At one point, while wearing her OM Yoga t-shirt she brought with her from home, a fellow student points out that Lucy is doing nothing more than shopping. Shopping for trinkets to bring home, shopping for Indian clothes that she thinks a real yoga goddess would wear and shopping for a way to buy her to enlightenment.
Lucy begins her quest as an ex-London advertising executive in search of what she thinks will make her happy – 18% body fat, ability to perform advances poses and of course, a yoga god-man to compliment her life.
She begins with hours of physical practice which result in the much coveted lower body fat, but also an injured cervical disc in her neck. Her travels eventually lead her to Krishnamacharya Yoga Mandiram (KYM) where the asana practice is so slow she says “my granny could have done it”.
But it’s exactly this slower practice, study of the Yoga Sutras and yoga philosophy that allows her to make the most progress and find her “aha moment” of realization.

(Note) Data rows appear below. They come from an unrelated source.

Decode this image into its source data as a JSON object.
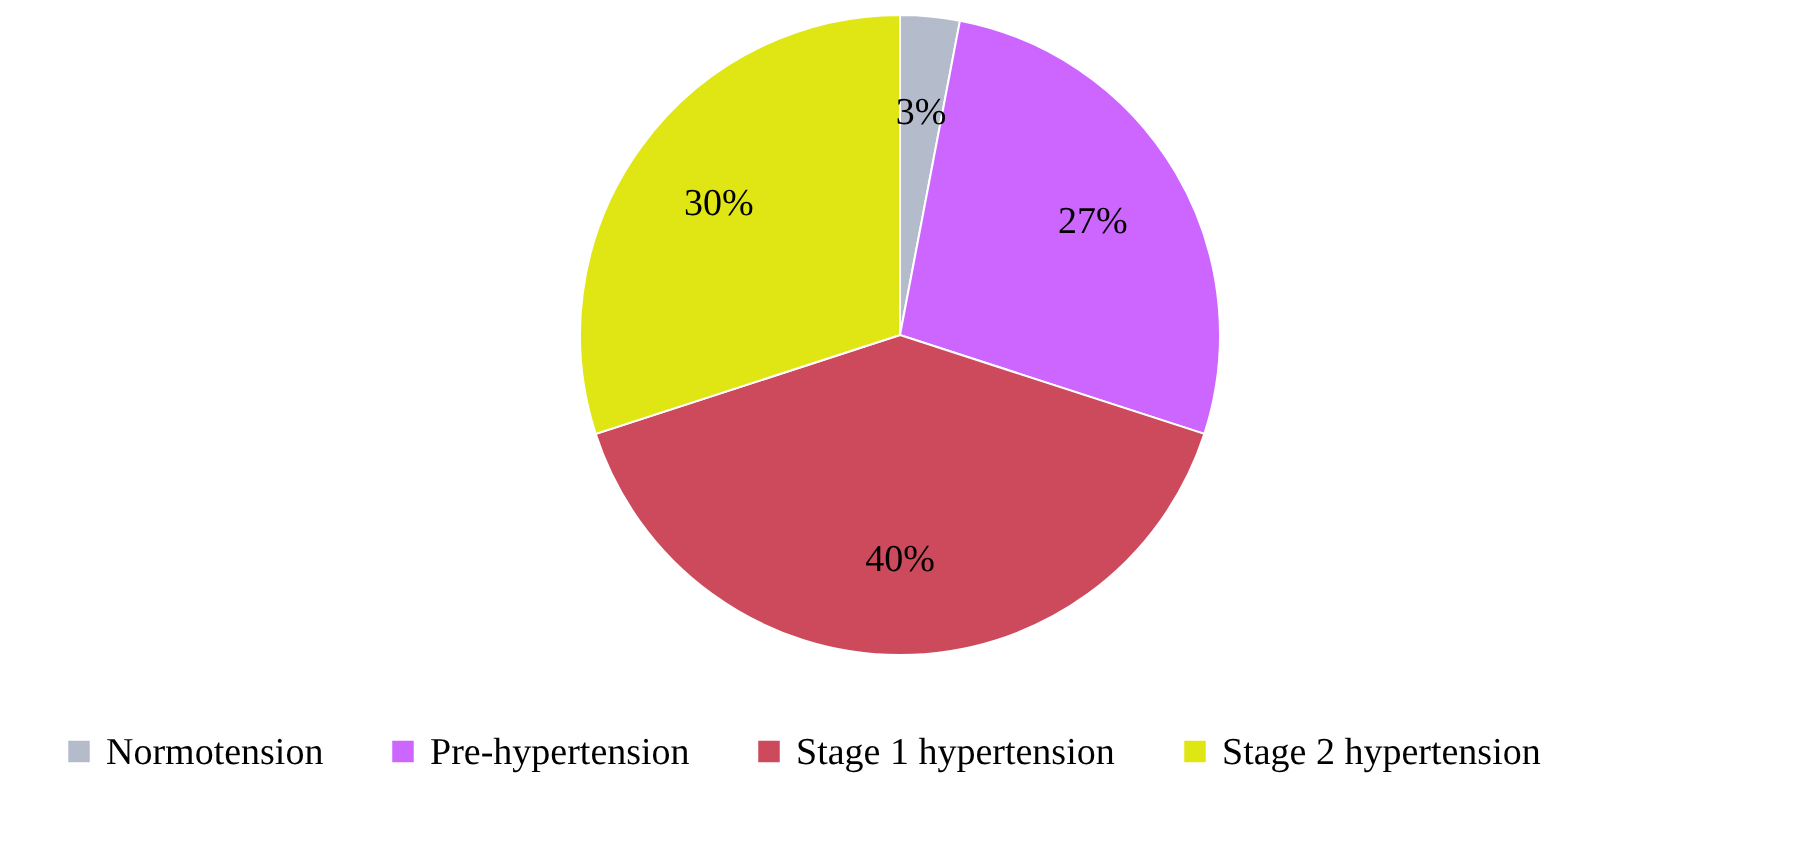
{
  "chart_data": {
    "type": "pie",
    "categories": [
      "Normotension",
      "Pre-hypertension",
      "Stage 1 hypertension",
      "Stage 2 hypertension"
    ],
    "values": [
      3,
      27,
      40,
      30
    ],
    "colors": [
      "#b4bccc",
      "#cc66ff",
      "#cc4a5c",
      "#e0e614"
    ],
    "value_labels": [
      "3%",
      "27%",
      "40%",
      "30%"
    ],
    "legend": "bottom"
  }
}
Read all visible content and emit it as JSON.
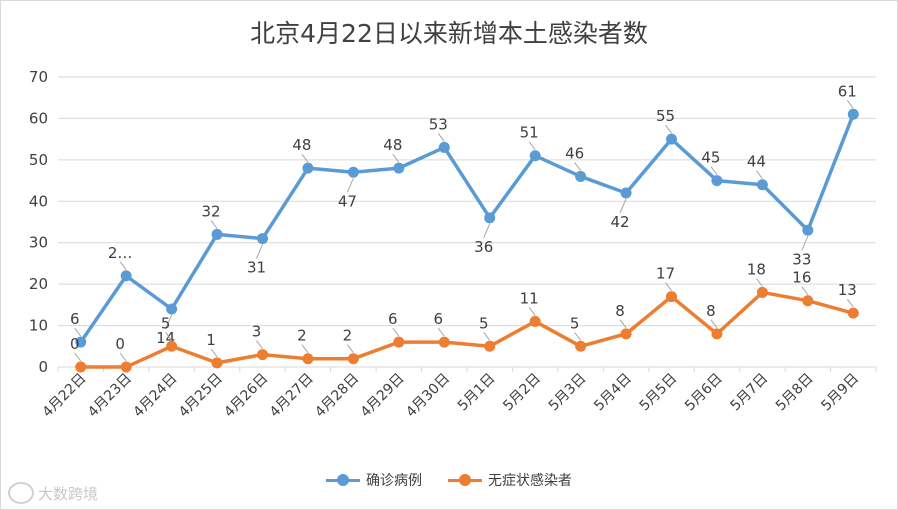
{
  "watermark": "大数跨境",
  "chart_data": {
    "type": "line",
    "title": "北京4月22日以来新增本土感染者数",
    "categories": [
      "4月22日",
      "4月23日",
      "4月24日",
      "4月25日",
      "4月26日",
      "4月27日",
      "4月28日",
      "4月29日",
      "4月30日",
      "5月1日",
      "5月2日",
      "5月3日",
      "5月4日",
      "5月5日",
      "5月6日",
      "5月7日",
      "5月8日",
      "5月9日"
    ],
    "ylim": [
      0,
      70
    ],
    "yticks": [
      0,
      10,
      20,
      30,
      40,
      50,
      60,
      70
    ],
    "grid": true,
    "legend_position": "bottom",
    "series": [
      {
        "name": "确诊病例",
        "color": "#5b9bd5",
        "values": [
          6,
          22,
          14,
          32,
          31,
          48,
          47,
          48,
          53,
          36,
          51,
          46,
          42,
          55,
          45,
          44,
          33,
          61
        ],
        "labels": [
          "6",
          "2…",
          "14",
          "32",
          "31",
          "48",
          "47",
          "48",
          "53",
          "36",
          "51",
          "46",
          "42",
          "55",
          "45",
          "44",
          "33",
          "61"
        ]
      },
      {
        "name": "无症状感染者",
        "color": "#ed7d31",
        "values": [
          0,
          0,
          5,
          1,
          3,
          2,
          2,
          6,
          6,
          5,
          11,
          5,
          8,
          17,
          8,
          18,
          16,
          13
        ],
        "labels": [
          "0",
          "0",
          "5",
          "1",
          "3",
          "2",
          "2",
          "6",
          "6",
          "5",
          "11",
          "5",
          "8",
          "17",
          "8",
          "18",
          "16",
          "13"
        ]
      }
    ]
  }
}
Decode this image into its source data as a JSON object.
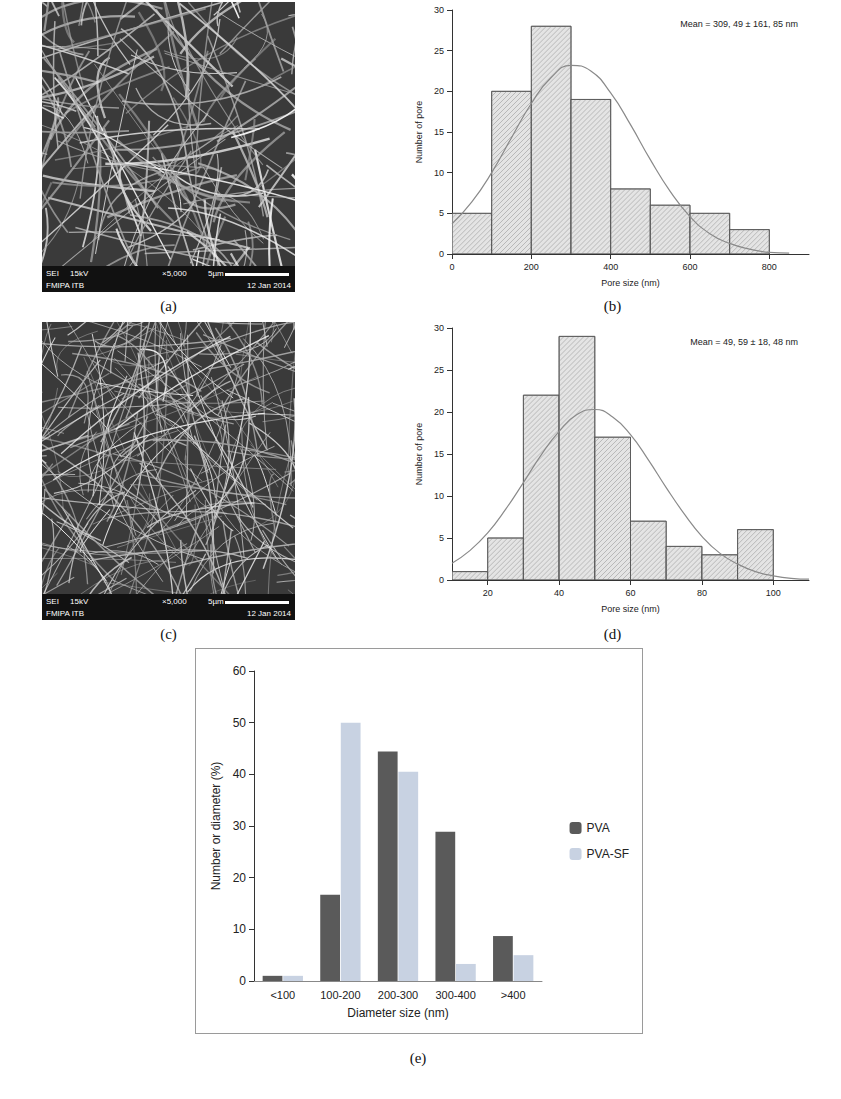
{
  "images": [
    {
      "caption": "(a)",
      "texts": [
        "SEI",
        "15kV",
        "×5,000",
        "5µm",
        "FMIPA ITB",
        "12 Jan 2014"
      ]
    },
    {
      "caption": "(c)",
      "texts": [
        "SEI",
        "15kV",
        "×5,000",
        "5µm",
        "FMIPA ITB",
        "12 Jan 2014"
      ]
    }
  ],
  "chart_data": [
    {
      "type": "histogram",
      "caption": "(b)",
      "annotation": "Mean = 309, 49 ± 161, 85 nm",
      "x_label": "Pore size (nm)",
      "y_label": "Number of pore",
      "bins": [
        0,
        100,
        200,
        300,
        400,
        500,
        600,
        700,
        800
      ],
      "counts": [
        5,
        20,
        28,
        19,
        8,
        6,
        5,
        3
      ],
      "color": "#e4e4e4",
      "curve": {
        "color": "#8a8a8a",
        "x": [
          0,
          50,
          100,
          150,
          200,
          250,
          300,
          350,
          400,
          450,
          500,
          550,
          600,
          650,
          700,
          750,
          800,
          850
        ],
        "values": [
          3.7,
          6.4,
          10.0,
          14.3,
          18.5,
          21.7,
          23.2,
          22.5,
          19.8,
          15.9,
          11.6,
          7.7,
          4.6,
          2.5,
          1.3,
          0.6,
          0.2,
          0.1
        ]
      },
      "xlim": [
        0,
        900
      ],
      "xticks": [
        0,
        200,
        400,
        600,
        800
      ],
      "ylim": [
        0,
        30
      ],
      "yticks": [
        0,
        5,
        10,
        15,
        20,
        25,
        30
      ],
      "grid": false
    },
    {
      "type": "histogram",
      "caption": "(d)",
      "annotation": "Mean = 49, 59 ± 18, 48 nm",
      "x_label": "Pore size (nm)",
      "y_label": "Number of pore",
      "bins": [
        10,
        20,
        30,
        40,
        50,
        60,
        70,
        80,
        90,
        100
      ],
      "counts": [
        1,
        5,
        22,
        29,
        17,
        7,
        4,
        3,
        6
      ],
      "color": "#e4e4e4",
      "curve": {
        "color": "#8a8a8a",
        "x": [
          10,
          15,
          20,
          25,
          30,
          35,
          40,
          45,
          50,
          55,
          60,
          65,
          70,
          75,
          80,
          85,
          90,
          95,
          100,
          105,
          110
        ],
        "values": [
          2.0,
          3.5,
          5.6,
          8.4,
          11.6,
          14.9,
          17.7,
          19.7,
          20.3,
          19.4,
          17.3,
          14.3,
          11.0,
          7.9,
          5.2,
          3.2,
          1.9,
          1.0,
          0.5,
          0.2,
          0.1
        ]
      },
      "xlim": [
        10,
        110
      ],
      "xticks": [
        20,
        40,
        60,
        80,
        100
      ],
      "ylim": [
        0,
        30
      ],
      "yticks": [
        0,
        5,
        10,
        15,
        20,
        25,
        30
      ],
      "grid": false
    },
    {
      "type": "bar",
      "caption": "(e)",
      "x_label": "Diameter size (nm)",
      "y_label": "Number or diameter (%)",
      "categories": [
        "<100",
        "100-200",
        "200-300",
        "300-400",
        ">400"
      ],
      "series": [
        {
          "name": "PVA",
          "color": "#5a5a5a",
          "values": [
            1,
            16.7,
            44.4,
            28.9,
            8.7
          ]
        },
        {
          "name": "PVA-SF",
          "color": "#c8d2e2",
          "values": [
            1,
            50,
            40.5,
            3.3,
            5
          ]
        }
      ],
      "ylim": [
        0,
        60
      ],
      "yticks": [
        0,
        10,
        20,
        30,
        40,
        50,
        60
      ],
      "legend": "right",
      "grid": false
    }
  ]
}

Her teacher tells her that “asana is not a performance, asana is what happens in the posture and afterwards. A circus man can do many postures – this is not asana”.
Lucy realizes she has been giving only about 1% sthiram (stability, alertness and attention) and sukham (remaining light and comfortable in the posture). Once her attitude changed, then Lucy began to change.
“Change occurs only when we become what we truly are, not when we are trying to be something we are not.”
Once Lucy accepts herself for who she is, then she becomes a real Yoga Goddess.
A Yoga Goddess practices her yoga off the mat as well as on. She knows yoga is a state of mind that helps us choose wisely in life. Her enlightenment happens when she knows that “what I did was…less important than how I did it”.
If someday Mary Poppins flies in with her magic umbrella to care for my children, and perhaps Powerball pays my mortgage and funds my trip well enough that I can afford the luxury bedroom with hot water and a real pillow, I will also take a yoga journey through India.
But for now, I’ll practice my healing asana on the mat in my living room, and remember to choose wisely in life as a way of practicing yoga off the mat.
Just like Lucy, being a Yoga School Dropout makes me a better yogi.